Let F - minimal subfield in $\mathbb{C}$, such that $\mathbb{Q} \subseteq F$ and $\{x \in \mathbb{C} | x^4 - x^2 +1 = 0 \} \subseteq F$. Find the degree of the extension $[F : \mathbb{Q}]$.
I understand that $p(x):=x^4-x^2+1\implies x^2_{1,2}=\frac{1\pm\sqrt 3\,i}2=e^{\pm\pi i/3}\implies x_{1,2,3,4}=\pm w_1:=\pm e^{\pi i/6},\,\pm w_2:=\pm e^{-\pi i/6}$ and the answer is 4. But I don't quite understand how to prove that
Assuming $x^4-x^2+1$ is irreducible, take one of its roots, like $w_1$. Note that $F$ is the smallest subfield of $\Bbb C$ that contains $w_1$ and $\Bbb Q$, as any subfield of $\Bbb C$ that contains $w_1$ also automatically contains $-w_1$ and $\pm w_2=\pm w_1^5$.

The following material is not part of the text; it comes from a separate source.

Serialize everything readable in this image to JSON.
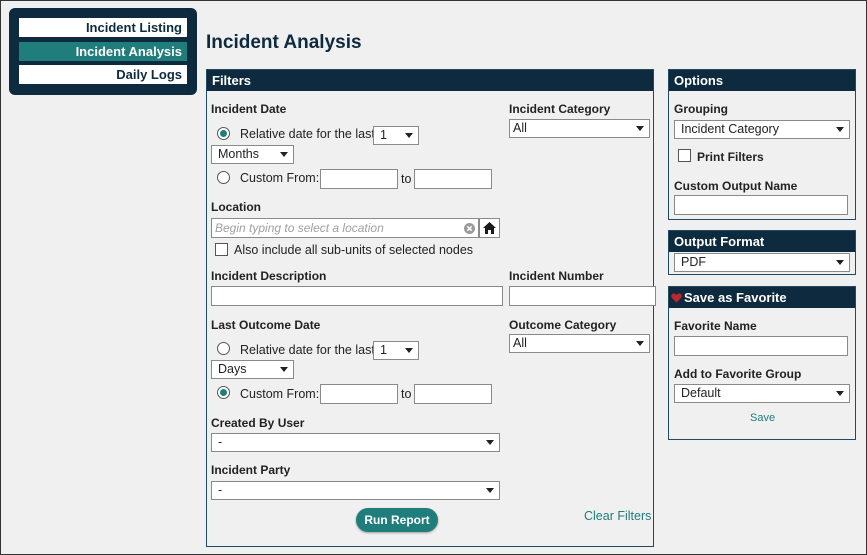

Since the minimal polynomial $x^4-x^2+1$ of $w_1$ over $\Bbb Q$ has degree $4$ (we know it's minimal because it's irreducible), this means that $F$, as a vector space over $\Bbb Q$, is spanned by $1,w_1,w_1^2,w_1^3$ (any higher power of $w_1$ can be reduced to a lower power using the minimal polynomial). By definition, this gives $[F:\Bbb Q]=4$.